Does Olu’s story point to racism in our services?

Could Olu’s story reveal the learning disability equivalent of racism in our services? asks Sarah Reilly
Olu, 47 years old, black, powerfully built and over 6 feet, is non-verbal, has a profound learning disability and is on the autistic spectrum. He came to England when he was very young becoming, by his 10th birthday, a ward of the London Borough of Islington when his parents returned to Nigeria.

Olu has lived in residential care outside London for approximately 20 years. His home consists of several bleak buildings surrounded by beautiful scenery, miles from a town or village. The unit has a multi-disciplinary clinical team, including a consultant psychiatrist, clinical psychologist, clinical nurse specialist, occupational therapist, and support team; all care, residential, social and medical, is supplied ‘in-house’ by the provider.

Olu was referred to The Elfrida Society by a social worker who was concerned about him being so far away and about the quality of his care. As Coordinator of the Circles of Protection (CoP) Project it was my role to visit and assess Olu to see if he was suitable for a befriender.

Docile and sleepy
In December 2014 I visited Olu and found him docile and sleepy with an open sore on his head that he kept picking. Afterwards I met the home manager and health liaison nurse but despite the coffee and sandwiches provided I did not feel welcome. Issues I raised were met with sugary reassurance. I was told that Olu did not need a communication passport as the staff knew what he needed; his bedroom was locked for his own benefit and he could indicate to staff when he wanted private space; he does not go out more than once a week as, due to his ‘behaviours’, he requires several staff to keep him safe.

Olu’s medication, I was informed, is regularly reviewed by the ‘in-house’ medical team and needs no changes. I left the meeting my mind boggled by pharmacological terminology. I managed to get the manager’s agreement that Olu’s bedroom would no longer be locked and he would be referred to the speech and language team for an assessment of his communication needs – but I was not reassured.

The isolation of this service and lack of independent involvement really worried me. Winterbourne View demonstrated that these are the exact conditions that can enable poor care and abuse to go undetected.

I referred Olu to a local independent advocacy service that could visit regularly and feedback to me and Islington Social Services. The OT produced ‘objects of reference’ suitable for Olu. The advocate told me that when they were presented to him Olu was only interested in the foam car keys – he pushed them into the OT’s hand and tried to pull her to the outside door. For me his communication was absolutely clear: ‘I want to go out’.

Over the years Olu had been prescribed a cocktail of psycho-tropic medications: anti-psychotics, a mood stabiliser, a sedative and anti-convulsing medication, taken at near or over the maximum recommended dose. With help from the Islington Learning Disability Team pharmacist I began pressurising the provider to answer questions about Olu’s medication. The answers were unsatisfactory and when the pharmacist requested Olu’s medical records from the ‘in-house’ GP, it became clear that once a drug had been prescribed it continued to be administered.

Finally, in April 2015, after three months of emails and phone calls, the psychiatrist reviewed Olu’s medical history.
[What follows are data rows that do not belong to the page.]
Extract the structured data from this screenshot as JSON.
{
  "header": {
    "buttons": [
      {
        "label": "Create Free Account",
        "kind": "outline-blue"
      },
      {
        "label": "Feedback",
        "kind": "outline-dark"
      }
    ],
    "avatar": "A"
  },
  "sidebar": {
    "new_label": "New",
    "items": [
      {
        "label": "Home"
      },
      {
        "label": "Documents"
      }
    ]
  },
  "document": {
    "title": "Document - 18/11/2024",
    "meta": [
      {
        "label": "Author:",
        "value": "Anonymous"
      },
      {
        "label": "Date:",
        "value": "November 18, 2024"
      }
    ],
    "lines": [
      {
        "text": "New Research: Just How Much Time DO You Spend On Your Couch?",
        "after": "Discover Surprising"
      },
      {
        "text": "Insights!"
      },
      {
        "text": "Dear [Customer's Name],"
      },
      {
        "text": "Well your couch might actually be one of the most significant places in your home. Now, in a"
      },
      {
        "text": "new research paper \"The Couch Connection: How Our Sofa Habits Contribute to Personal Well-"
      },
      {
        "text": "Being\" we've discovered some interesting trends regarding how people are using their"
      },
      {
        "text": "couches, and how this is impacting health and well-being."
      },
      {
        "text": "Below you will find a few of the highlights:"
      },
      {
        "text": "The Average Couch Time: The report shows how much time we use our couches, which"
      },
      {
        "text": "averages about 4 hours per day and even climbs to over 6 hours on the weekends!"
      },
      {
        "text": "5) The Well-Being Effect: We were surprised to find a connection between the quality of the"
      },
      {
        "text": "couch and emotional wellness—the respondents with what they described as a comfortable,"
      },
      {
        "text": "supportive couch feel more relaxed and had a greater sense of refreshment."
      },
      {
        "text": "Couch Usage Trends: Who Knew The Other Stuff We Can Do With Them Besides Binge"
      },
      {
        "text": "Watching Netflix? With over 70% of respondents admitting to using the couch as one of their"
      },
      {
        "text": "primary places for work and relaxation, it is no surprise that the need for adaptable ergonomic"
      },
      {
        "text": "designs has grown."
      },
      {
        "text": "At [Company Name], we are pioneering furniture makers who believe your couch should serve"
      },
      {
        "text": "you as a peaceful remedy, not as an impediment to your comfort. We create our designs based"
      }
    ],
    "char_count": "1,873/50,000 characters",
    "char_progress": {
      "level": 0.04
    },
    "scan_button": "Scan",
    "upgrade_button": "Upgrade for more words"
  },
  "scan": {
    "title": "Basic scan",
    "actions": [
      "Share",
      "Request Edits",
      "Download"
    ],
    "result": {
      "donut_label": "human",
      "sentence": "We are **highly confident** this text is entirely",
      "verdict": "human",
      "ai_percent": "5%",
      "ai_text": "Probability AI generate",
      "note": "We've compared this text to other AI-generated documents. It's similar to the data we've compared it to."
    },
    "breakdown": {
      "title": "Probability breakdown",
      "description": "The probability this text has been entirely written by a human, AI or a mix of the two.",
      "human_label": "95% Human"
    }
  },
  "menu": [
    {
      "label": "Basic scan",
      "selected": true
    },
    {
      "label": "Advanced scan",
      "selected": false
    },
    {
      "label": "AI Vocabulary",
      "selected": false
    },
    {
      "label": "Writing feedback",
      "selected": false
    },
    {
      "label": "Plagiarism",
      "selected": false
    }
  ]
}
He recommended a systematic reduction of all psychotropic medications. At present the diazepam is gradually being eliminated; the SSRI will follow and, since he could find no epilepsy diagnosis, he recommended a neurology review.

It took another six months of work, a safeguarding alert and two visits from the Care Quality Commission for the neurologist to review Olu. After looking at the records, he conceded that although Olu had been given 3,000mgs daily of anti-convulsive medication since 1998, there was no record of any seizures. He recommended the slow reduction of the anti-convulsive medication.

Motivated
There have been other improvements: the residents go out more often as there are now 6 staff to 4 residents, rather than 4 to 4; according to Olu’s advocate the new staff are more motivated and organise genuine activities in the home; Olu is more alert, seen bouncing a ball across a room, and he has started using single words with staff; he has even been on holiday this year. The social services have decided that Olu should remain in this residential placement at present.

I referred above to Olu’s colour, size, and gender. Since coordinating the CoP Project and investigating service user’s medications, I have found that black service users, particularly men, have been over-medicated. Although this sample is small, we know that our mental health institutions and prisons contain a disproportionate number of black men and women. Could Olu’s story be revealing the learning disability equivalent of racism in our services?

Sarah Reilly is Coordinator of the Elfrida Society’s Circles of Protection Project. (Names and identifying features have been changed).